At the time, the mind-body connection wasn’t extensively studied, and these findings made headlines in the scientific community. Further studies, like analyzing how the mind-body connection can be used to treat illnesses, followed in subsequent years. While the results haven’t always been as clear as the Stanford study, scientists have discovered similar findings. For example, a 2006 study found that cognitive behavioral therapy enhanced the effectiveness of medical treatments on HIV-positive men. 

It’s important to note that mental therapies aren’t effective substitutes for traditional medicine; of course, someone with diabetes wouldn’t do well with ditching their insulin for hot yoga. Rather, mental therapies can add to the effectiveness of other treatment types. 

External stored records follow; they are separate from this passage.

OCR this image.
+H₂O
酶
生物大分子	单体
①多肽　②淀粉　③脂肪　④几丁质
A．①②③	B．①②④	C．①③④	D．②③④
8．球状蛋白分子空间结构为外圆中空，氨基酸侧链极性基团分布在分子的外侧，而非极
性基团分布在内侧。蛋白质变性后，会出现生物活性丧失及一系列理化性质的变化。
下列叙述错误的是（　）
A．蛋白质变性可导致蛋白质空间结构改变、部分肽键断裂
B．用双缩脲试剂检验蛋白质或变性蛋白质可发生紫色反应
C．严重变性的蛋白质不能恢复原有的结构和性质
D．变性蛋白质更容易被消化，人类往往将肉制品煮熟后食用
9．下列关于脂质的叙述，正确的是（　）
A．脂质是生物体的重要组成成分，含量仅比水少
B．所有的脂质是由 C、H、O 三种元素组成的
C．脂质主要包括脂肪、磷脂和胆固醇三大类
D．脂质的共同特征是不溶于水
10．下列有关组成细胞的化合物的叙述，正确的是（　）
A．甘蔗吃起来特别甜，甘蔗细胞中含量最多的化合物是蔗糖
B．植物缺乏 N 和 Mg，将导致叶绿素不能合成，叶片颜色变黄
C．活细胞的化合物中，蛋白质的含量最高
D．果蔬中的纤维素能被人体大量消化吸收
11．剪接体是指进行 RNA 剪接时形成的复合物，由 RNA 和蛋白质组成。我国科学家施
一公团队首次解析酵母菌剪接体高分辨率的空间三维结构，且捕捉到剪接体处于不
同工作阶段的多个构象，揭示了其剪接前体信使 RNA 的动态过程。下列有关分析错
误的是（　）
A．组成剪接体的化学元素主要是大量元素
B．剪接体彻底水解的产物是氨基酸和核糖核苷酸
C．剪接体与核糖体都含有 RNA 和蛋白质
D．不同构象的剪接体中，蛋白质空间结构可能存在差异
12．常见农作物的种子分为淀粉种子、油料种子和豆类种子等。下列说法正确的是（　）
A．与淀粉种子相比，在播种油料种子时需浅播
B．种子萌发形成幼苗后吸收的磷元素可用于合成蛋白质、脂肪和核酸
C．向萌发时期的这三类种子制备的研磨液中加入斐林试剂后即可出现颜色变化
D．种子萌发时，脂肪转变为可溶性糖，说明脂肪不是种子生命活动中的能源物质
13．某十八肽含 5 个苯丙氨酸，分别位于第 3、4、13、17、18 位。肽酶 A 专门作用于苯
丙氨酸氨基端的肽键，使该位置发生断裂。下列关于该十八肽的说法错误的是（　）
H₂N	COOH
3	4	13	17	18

Types of mind-body therapies

Men and women sitting in a circle in a support group

The examples listed above are just a quick glimpse into the research on the mind-body connection. In the last 40 years, hundreds of studies have shown the effectiveness of various mental therapies on physical health. Some of these healing practices include:

  • Group therapy and support groups
  • Prayer
  • Qi-gong (often includes guided imagery, breathwork, meditations, and postures)
  • Tai chi
  • Meditation
  • Acupuncture
  • Yoga
  • Art therapy (including visual arts, dance, and music therapy)
  • Hypnosis 
  • Cognitive behavioral therapy

Beyond the practices listed above, any kind of self-care activity can be good for your mental health if it relieves stress — from journaling to HIIT workouts.

The impact of stress on physical health

With so many types of ailments and therapeutic practices, the research possibilities are endless. But one of the core tenets of the mind-body connection is the effect of stress on physical health. 

Studies have shown that exposure to stressful situations can increase white blood cell count. White blood cells are the body’s defense against disease, but too much of them can cause plaque buildup in the arteries, which may lead to heart attacks and strokes. 

Some suspect that the impact of chronic stress is one factor behind the reality that a lower income tends to correlate to a shorter lifespan. A 2006 study in the United Kingdom found that workers in low-level jobs with high stress and little autonomy have more than double the risk of developing metabolic syndrome — a precursor to heart disease, stroke, and diabetes — compared with employees in higher-level jobs. 

Connecting the dots

Ironically, after learning about the mind-body connection, it’s natural to feel anxious about how your mental health may impact your lifespan. But don’t worry: It’s impossible to completely eliminate stress, and that’s not the goal of mindfulness or any other mind-body healing technique. There are plenty of ways to incorporate mind-body techniques into your wellness routine.

You might start with a five-minute meditation each day, then increase the duration and frequency as you grow accustomed to the practice and start noticing benefits. Or maybe you take a break from work or school to stretch or doodle with a pencil and paper. Listen to your mind and body and lean into whatever practice makes you feel good.